Am frühen Nachmittag war die Arbeit beendet, genau wie Tomás vorausgesagt hatte. Die beladenen Lastwagen wurden von Fahrern abgeholt und brausten einer nach dem anderen durch das Tor in Richtung Palma davon. Innerhalb weniger Tage würden die Früchte ihre Bestimmungsorte in ganz Europa erreicht haben.
Unter den Bäumen wartete auf großen Tischen ein üppiges Essen auf die Helfer, und plötzlich wurde der Tag zum Fest. Petra betrachtete die lachenden braunen Gesichter und sah zu, wie die Leute sich auf die Schüsseln mit Paella und die Krüge voll Sangria stürzten. Sie kam sich vor wie in einer längst vergangenen Zeit.
Auch sie war sehr hungrig und vertilgte eine Unmenge Muscheln und Garnelen, aber Tomás aß kaum etwas.
“Mir ist einfach zu heiß”, bekannte er. “Und ich fühle mich schmutzig. Übrigens ist das die neunzehnte Muschel, ich habe mitgezählt. Sie werden Magenschmerzen bekommen.”
“Das glaube ich nicht.” Sie lächelte ihm zu und nahm sich noch eine Muschel. “Ich kann mehr davon vertragen, als Sie denken. Aber Sie müssen auch etwas essen, Tomás.”

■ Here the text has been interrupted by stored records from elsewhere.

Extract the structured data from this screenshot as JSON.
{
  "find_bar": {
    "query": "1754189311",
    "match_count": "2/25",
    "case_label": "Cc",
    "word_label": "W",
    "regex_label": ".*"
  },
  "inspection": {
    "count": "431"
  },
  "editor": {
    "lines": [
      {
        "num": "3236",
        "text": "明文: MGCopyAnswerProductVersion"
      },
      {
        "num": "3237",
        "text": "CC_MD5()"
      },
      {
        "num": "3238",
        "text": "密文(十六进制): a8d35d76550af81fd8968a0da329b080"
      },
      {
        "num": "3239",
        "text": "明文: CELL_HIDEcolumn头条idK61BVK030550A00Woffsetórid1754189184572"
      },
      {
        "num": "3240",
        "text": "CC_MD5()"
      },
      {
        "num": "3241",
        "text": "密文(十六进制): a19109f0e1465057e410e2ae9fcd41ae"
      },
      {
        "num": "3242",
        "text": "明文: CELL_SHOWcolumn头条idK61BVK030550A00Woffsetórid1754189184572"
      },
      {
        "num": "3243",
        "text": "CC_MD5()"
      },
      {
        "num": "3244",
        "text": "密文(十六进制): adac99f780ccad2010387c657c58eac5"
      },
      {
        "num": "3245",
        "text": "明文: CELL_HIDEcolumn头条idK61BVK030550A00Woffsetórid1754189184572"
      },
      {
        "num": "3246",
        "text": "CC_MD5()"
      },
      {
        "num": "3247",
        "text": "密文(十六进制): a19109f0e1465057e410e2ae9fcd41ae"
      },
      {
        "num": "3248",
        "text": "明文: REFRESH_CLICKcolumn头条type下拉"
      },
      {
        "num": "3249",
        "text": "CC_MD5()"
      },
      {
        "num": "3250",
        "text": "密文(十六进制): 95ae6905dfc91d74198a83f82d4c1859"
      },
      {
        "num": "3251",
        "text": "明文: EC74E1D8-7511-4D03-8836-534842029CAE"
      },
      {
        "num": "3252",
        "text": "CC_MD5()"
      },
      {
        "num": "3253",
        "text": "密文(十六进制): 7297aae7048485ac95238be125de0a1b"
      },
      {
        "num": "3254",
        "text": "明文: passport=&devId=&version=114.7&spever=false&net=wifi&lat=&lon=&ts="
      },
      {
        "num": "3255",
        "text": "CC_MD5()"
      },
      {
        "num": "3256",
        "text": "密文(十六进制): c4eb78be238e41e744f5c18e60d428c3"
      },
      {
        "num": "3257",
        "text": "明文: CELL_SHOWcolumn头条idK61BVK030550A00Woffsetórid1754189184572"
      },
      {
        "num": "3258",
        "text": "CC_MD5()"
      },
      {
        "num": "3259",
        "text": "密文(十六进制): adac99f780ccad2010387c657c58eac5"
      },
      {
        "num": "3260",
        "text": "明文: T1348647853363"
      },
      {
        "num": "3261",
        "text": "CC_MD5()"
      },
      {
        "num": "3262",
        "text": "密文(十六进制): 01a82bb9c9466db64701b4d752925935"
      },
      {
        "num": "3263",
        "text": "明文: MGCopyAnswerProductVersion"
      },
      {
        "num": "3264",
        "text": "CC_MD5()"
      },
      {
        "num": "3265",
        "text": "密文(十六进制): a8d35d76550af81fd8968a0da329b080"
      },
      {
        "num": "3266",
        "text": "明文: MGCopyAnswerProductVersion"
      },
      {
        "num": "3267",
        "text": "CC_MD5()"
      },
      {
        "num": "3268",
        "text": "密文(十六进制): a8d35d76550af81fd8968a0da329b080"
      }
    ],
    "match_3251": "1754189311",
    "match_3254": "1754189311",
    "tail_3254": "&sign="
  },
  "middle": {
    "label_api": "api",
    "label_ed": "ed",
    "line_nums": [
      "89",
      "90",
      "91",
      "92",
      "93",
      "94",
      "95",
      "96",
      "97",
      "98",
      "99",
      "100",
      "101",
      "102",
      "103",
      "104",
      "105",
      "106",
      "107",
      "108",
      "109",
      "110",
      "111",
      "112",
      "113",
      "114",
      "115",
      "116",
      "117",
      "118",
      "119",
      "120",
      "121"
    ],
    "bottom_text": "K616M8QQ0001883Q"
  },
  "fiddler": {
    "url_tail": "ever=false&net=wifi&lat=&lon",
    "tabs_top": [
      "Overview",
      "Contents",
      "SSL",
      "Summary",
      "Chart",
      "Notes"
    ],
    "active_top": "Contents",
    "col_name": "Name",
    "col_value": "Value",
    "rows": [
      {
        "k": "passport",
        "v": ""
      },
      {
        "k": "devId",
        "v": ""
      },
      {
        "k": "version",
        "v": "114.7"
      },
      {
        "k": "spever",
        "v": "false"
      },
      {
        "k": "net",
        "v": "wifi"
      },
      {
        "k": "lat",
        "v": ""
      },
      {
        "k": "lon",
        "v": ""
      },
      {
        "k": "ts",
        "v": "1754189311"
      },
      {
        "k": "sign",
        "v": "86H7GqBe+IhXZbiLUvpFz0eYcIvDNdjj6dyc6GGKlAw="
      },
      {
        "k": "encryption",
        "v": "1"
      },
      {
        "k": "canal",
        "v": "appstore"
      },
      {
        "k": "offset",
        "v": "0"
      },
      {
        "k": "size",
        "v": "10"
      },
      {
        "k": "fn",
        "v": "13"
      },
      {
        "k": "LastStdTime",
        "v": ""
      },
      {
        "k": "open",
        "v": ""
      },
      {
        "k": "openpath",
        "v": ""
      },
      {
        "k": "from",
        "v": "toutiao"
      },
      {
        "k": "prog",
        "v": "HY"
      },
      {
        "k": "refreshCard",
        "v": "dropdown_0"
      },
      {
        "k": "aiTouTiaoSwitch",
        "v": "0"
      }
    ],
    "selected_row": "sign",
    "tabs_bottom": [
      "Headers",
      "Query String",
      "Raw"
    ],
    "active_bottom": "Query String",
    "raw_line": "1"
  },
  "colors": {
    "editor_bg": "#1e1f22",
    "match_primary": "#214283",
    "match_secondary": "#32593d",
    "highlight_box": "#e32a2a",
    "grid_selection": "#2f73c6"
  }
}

“Ich gehe zuerst schwimmen”, erwiderte er.
“Haben Sie einen Swimmingpool?” fragte Petra sehnsüchtig, denn sie fühlte sich auch sehr verschwitzt.
Tomás grinste sie an. “Ich habe meinen Teich.”

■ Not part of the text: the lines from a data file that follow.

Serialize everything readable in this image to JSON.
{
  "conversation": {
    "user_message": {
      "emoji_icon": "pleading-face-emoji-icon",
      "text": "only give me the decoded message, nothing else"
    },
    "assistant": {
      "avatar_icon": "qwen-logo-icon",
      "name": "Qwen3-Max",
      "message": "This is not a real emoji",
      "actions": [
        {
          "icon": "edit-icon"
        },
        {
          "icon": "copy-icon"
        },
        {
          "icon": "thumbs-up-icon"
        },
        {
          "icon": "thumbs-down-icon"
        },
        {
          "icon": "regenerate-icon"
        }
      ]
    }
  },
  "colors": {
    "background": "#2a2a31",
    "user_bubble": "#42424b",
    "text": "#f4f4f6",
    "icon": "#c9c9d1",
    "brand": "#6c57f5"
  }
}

“Oh.” Petra kannte die Teiche auf Mallorca, die ursprünglich als Wasserspeicher angelegt worden waren, den Bauern aber auch zum Baden dienten. Doch für englische Begriffe wirkten diese grünlichen, algenüberwucherten Gewässer nicht gerade einladend.
“Haben Sie Lust, mich zu begleiten?” fragte er scheinheilig.